But the last 20 days have been particularly brutal on the residents of Golibar’s Ganesh Krupa Society, starting with the police lathi-charge of January 20, and the arrest of some 50 people, including Medha Patkar.

On February 2, the Bombay High Court ordered the arrest of the chief promoters of Shivalik Ventures, including managing directors Ramakant Jadav and Kiran Jadav. But over the next two days, instead of arresting them for fraud, the Maharashtra Housing and Area Development Authority and police arrived at Ganesh Krupa Society to demolish homes.

“We have a High Court order to follow,” deputy collector Rokade told the residents as they tried to prevent their pukka homes from demolition on February 3. They  attempted to get a stay order, yet their turn in court never came up.

The Slum Rehabilitation Authority has the absolute right to cancel the letter of intent given to the builder if there is evidence of fraud. Yet it has not responded to any of the residents’ complaints of fraud or forgery against the builder.

As of February 8, the people didn’t have a stay order, and the chief promoters are still at large. “The government tries its best to protect the scamsters, but destroys the homes of the poor,” said a Golibar resident. One of the biggest investors in the SRA project is Unitech, under investigation in the 2G spectrum scam. In a public hearing/rally on February 6, over 4,500 residents gathered on the road next to the broken homes with members of Ghar Bachao Ghar Banao saying that Unitech, also responsible for the breaking of their homes, had close ties to Niira Radia, and received `750 crore from the US bank Lehmann Brothers whose collapse sparked the Great Recession that began in 2008.

In a top secret memo from the Office of the Director General of Income Tax (Investigation), that intercepted phone calls between Radia and associates, it is  mentioned that, “There is suspicion that the group has taken bogus loan entries through entry operators. The entry operator, worried by the recession then, wanted to reverse the loan entries.”

“There are conversations indicating Unitech’s worry when Lehmann Bros collapsed.
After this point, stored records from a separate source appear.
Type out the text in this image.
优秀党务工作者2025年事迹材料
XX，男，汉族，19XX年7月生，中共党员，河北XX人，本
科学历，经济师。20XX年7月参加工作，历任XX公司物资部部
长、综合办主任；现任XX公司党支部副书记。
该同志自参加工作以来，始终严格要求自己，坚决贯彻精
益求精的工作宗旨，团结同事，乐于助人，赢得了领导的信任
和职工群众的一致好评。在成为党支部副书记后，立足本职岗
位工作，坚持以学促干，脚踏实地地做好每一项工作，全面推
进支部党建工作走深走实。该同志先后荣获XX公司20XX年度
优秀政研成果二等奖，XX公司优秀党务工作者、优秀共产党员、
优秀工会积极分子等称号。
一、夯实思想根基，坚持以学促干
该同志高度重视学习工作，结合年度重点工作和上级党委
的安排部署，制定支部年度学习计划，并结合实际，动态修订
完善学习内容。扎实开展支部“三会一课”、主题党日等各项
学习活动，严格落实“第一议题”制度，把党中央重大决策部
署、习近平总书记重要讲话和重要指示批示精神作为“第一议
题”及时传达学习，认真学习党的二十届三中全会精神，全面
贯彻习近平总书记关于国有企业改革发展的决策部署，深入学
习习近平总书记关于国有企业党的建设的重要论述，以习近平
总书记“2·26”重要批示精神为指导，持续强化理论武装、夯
There was concern regarding two more tranches of money due to come through Lehmann from “Third Party” investors. There are conversations about damage control and immediate bogus announcement of investments coming from Telecom Italia into the (Unitech) telecom venture.”

From 323 homes, Ganesh Krupa Society is reduced to just 143. The people have decided they will stay and pledged to defend the standing homes against new demolition drives. The promoters, meanwhile, seem to live in a different world, where the rules don’t apply.